Trainees that have been training and haven't been exposed to lower volume training, or at least training that is within their ability to recuperate often find that they absolutely EXPLODE with strength and size gains when first doing a “real-world” routine. MANY people that have tried DC's, or my training philosophies for the first time after doing many things wrong, and BAM!! These guys are adding big chunks of iron EVERY WEEK to the bar, and gaining size on a regular basis. Many of my training clients put on 10-30 lbs of lean mass in 3-6 months of training under my guidance and I know Dogg does the same if not more for his people.

Going from a bodybuilding to a PURE STRENGHT program is another time when you can see some phenomenal weight progression each session. Doing low reps without much extra volume or higher rep work can equate to some BIG strength increases. Just be aware a LARGE percentage of these types of gains TEND to be from neural recruitment gains as opposed to actual hypertrophy gains. Westside Barbell training has enough volume and pure strength focus that most guys build a good degree of size and strength while doing them. Refer to the article on “Making Westside work for you” for more info.

And of course, we have the crazy-sick type gains a lot of guys get when doing their first couple of cycles, doing their first BIG DOSE cycle (especially with gear that has a lot of nerve excitability properties), or gear that makes one become the “water boy” like Anadrol. While I sure won't tell anyone that decides to take this course to not take advantage of these big gains, I will be the first to tell you to BE CAREFUL and keep your ego in check. ESPECIALLY if doing lower reps. Adding 50-75 lbs, to your bench and 100-125 to your squat/dead, in an extremely short period of time occurs for SOME guys when going on their first, or first BIG cycle, and one thing that doesn't keep pace with these big weight increases in connective tissue/tendon strength. The muscle growth far outstrips the connective tissue strength increase and if form isn't perfect…..well, lets just say LOTS of guys end up injured that way.

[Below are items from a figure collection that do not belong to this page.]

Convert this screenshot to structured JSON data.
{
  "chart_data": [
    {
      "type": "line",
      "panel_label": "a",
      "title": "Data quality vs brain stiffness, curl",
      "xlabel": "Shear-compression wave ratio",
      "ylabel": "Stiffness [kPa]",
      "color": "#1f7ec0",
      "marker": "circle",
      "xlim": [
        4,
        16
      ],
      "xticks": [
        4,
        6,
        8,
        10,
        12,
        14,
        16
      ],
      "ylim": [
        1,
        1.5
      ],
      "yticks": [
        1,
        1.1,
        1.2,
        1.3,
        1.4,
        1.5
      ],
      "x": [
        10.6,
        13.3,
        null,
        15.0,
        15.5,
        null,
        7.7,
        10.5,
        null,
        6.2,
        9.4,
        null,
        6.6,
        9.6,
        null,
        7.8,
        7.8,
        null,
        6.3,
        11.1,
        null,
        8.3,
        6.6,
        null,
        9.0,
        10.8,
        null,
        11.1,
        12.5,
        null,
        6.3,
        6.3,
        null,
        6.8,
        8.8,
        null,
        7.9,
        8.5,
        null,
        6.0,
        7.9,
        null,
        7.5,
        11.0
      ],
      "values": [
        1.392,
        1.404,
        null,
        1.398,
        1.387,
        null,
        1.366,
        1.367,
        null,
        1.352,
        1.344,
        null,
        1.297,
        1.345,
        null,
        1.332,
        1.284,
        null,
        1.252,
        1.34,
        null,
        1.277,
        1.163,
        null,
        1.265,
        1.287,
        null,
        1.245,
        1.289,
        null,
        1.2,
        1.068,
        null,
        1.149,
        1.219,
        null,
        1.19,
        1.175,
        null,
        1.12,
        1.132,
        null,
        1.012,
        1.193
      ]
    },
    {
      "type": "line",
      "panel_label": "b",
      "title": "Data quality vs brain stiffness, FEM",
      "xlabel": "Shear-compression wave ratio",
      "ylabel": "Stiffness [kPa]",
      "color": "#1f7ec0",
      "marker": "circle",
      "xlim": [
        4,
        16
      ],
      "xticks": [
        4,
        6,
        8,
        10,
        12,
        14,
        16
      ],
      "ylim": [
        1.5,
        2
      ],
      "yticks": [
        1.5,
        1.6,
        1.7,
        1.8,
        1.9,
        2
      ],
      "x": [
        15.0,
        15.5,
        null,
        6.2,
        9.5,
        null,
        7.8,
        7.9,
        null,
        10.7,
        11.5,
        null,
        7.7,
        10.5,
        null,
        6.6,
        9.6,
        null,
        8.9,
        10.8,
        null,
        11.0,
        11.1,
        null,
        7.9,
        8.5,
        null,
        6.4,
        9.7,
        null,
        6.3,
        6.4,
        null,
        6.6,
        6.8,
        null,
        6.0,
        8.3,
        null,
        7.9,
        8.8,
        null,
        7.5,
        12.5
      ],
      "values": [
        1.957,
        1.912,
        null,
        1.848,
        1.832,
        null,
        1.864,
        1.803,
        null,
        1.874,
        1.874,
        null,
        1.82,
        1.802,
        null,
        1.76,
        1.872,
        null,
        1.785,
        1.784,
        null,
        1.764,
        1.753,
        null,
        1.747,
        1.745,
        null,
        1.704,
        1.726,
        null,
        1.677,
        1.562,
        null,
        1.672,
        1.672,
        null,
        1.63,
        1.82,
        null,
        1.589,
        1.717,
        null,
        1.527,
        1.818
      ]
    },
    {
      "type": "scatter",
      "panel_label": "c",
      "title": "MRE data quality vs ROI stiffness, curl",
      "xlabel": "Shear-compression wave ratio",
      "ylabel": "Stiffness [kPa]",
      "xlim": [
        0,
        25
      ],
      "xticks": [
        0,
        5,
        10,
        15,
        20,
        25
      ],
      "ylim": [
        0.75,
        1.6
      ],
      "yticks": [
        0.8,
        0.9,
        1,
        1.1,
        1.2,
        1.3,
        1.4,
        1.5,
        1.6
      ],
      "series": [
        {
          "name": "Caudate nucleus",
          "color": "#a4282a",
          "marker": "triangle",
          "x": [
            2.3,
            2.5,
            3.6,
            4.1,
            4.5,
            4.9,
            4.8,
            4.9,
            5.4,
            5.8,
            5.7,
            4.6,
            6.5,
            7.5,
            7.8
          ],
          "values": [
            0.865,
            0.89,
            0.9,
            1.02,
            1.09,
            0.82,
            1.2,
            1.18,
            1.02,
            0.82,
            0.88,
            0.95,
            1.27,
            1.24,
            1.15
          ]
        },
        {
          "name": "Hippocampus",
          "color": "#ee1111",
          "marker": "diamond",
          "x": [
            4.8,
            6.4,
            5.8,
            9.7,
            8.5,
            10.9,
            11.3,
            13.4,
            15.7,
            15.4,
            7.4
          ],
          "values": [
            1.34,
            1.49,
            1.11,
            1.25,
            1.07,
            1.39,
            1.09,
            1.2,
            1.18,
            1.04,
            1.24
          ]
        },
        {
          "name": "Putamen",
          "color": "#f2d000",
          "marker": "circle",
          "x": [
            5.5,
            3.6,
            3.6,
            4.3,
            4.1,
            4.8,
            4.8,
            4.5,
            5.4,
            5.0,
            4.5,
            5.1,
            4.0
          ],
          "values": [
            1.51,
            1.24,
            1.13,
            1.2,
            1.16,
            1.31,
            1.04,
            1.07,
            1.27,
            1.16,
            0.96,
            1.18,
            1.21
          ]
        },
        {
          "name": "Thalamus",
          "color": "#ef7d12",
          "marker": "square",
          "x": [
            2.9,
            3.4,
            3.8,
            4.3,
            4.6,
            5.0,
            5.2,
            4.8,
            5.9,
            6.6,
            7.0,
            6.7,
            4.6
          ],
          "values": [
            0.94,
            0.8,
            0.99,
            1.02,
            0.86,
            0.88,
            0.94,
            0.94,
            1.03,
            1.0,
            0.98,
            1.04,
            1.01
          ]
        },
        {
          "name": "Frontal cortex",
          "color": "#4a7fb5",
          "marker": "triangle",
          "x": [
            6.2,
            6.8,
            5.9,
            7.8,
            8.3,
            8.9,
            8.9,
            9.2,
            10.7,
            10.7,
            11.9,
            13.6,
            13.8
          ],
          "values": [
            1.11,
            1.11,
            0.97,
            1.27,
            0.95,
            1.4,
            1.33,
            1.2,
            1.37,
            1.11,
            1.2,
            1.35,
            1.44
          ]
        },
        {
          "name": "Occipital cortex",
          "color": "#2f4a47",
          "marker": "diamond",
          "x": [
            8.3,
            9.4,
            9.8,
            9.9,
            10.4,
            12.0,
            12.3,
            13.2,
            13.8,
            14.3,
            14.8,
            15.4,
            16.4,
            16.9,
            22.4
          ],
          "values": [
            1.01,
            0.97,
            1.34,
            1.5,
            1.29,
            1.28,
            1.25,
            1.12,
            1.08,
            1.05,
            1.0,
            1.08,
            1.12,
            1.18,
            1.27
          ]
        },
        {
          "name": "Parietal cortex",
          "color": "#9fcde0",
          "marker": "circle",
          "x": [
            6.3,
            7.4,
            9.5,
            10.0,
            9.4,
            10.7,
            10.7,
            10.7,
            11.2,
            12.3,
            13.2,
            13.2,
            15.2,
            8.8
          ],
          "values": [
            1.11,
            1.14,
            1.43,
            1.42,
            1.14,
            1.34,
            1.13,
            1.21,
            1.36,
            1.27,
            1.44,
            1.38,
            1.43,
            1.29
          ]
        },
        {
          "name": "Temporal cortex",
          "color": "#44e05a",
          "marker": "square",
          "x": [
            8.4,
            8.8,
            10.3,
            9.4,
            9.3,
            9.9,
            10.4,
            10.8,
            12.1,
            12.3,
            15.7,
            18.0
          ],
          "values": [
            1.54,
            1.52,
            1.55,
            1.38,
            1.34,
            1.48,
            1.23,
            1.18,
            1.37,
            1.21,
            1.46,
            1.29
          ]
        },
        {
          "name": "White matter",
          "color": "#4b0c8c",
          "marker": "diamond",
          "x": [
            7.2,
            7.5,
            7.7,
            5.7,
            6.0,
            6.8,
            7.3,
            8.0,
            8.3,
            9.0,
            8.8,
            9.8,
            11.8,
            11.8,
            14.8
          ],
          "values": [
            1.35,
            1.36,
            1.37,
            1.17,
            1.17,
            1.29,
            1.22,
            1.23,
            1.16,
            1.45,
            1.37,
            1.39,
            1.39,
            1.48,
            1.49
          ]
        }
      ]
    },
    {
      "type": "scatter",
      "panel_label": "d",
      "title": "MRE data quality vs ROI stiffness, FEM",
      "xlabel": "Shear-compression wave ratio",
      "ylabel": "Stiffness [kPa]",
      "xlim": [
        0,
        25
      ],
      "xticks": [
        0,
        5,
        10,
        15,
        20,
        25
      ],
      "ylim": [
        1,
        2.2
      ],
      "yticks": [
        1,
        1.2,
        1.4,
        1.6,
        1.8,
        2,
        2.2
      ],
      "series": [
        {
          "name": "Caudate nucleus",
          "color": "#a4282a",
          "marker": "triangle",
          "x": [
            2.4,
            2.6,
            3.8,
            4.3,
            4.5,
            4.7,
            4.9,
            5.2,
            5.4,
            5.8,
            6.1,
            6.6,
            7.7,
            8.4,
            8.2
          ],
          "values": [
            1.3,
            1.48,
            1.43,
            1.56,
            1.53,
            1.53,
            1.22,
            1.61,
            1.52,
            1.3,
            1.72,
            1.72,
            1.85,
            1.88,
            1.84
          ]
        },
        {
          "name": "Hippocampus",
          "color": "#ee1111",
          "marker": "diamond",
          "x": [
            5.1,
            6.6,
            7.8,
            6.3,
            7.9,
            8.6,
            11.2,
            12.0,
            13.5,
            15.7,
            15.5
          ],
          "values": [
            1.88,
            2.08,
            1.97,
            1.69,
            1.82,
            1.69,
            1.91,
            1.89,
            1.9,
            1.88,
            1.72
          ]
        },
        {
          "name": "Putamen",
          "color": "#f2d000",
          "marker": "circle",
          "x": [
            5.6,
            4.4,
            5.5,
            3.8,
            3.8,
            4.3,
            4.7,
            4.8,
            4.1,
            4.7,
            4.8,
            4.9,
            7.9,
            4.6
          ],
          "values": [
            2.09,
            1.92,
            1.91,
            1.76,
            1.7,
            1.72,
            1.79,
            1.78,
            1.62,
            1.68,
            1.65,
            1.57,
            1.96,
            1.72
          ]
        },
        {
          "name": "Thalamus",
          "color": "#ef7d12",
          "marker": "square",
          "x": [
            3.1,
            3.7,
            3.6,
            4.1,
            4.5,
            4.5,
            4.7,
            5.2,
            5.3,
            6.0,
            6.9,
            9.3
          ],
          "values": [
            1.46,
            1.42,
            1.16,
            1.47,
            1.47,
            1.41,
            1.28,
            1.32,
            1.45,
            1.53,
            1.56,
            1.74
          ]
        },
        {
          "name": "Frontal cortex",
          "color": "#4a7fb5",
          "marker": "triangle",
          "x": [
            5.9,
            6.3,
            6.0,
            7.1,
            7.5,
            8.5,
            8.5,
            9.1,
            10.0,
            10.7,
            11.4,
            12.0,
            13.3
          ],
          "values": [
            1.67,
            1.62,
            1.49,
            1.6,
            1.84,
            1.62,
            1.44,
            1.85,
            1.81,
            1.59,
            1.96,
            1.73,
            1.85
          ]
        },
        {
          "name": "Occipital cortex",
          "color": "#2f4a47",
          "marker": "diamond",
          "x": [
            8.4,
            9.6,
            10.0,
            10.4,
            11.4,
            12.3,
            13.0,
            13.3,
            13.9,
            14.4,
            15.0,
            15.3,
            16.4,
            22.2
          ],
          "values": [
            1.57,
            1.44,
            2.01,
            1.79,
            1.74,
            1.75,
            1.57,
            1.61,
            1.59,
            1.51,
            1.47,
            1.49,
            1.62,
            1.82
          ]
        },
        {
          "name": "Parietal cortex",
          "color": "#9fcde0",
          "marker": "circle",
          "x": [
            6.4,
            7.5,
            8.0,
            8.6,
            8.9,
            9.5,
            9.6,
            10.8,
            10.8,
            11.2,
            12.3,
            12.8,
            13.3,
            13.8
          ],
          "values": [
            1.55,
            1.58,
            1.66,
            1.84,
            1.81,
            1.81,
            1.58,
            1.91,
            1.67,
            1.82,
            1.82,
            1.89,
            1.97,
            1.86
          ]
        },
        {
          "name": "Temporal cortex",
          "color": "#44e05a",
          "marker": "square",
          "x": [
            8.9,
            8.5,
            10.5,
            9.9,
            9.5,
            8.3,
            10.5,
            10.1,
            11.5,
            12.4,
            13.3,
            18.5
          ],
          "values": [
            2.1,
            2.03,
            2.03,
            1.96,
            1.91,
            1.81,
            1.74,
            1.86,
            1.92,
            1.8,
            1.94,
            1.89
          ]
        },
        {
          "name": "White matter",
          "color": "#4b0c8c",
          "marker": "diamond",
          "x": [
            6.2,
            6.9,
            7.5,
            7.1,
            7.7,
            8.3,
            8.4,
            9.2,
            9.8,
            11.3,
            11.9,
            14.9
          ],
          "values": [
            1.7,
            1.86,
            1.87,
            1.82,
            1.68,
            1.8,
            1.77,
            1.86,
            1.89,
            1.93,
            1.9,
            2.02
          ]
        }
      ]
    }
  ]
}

I will also go out on a limb here and state that IF you are training and EATING properly, progress on squats, deads, and leg-presses should be fast and ALMOST linear for beginning and low-intermediate trainees. This means if you haven't been training your lower body with focus, or at all, you should have a FAST-TRACK trip to squatting and deadlifting 300-400 for rep work. Upper body (for many reasons) does not usually progress as fast, nor in as much a linear fashion, but should still be regular and consistent. If it's not with what you are doing now, its time you make some changes. As I have stated a thousand times, if it's not working now, how the hell is supposed to magically “start working” one day?

Iron Addict


----------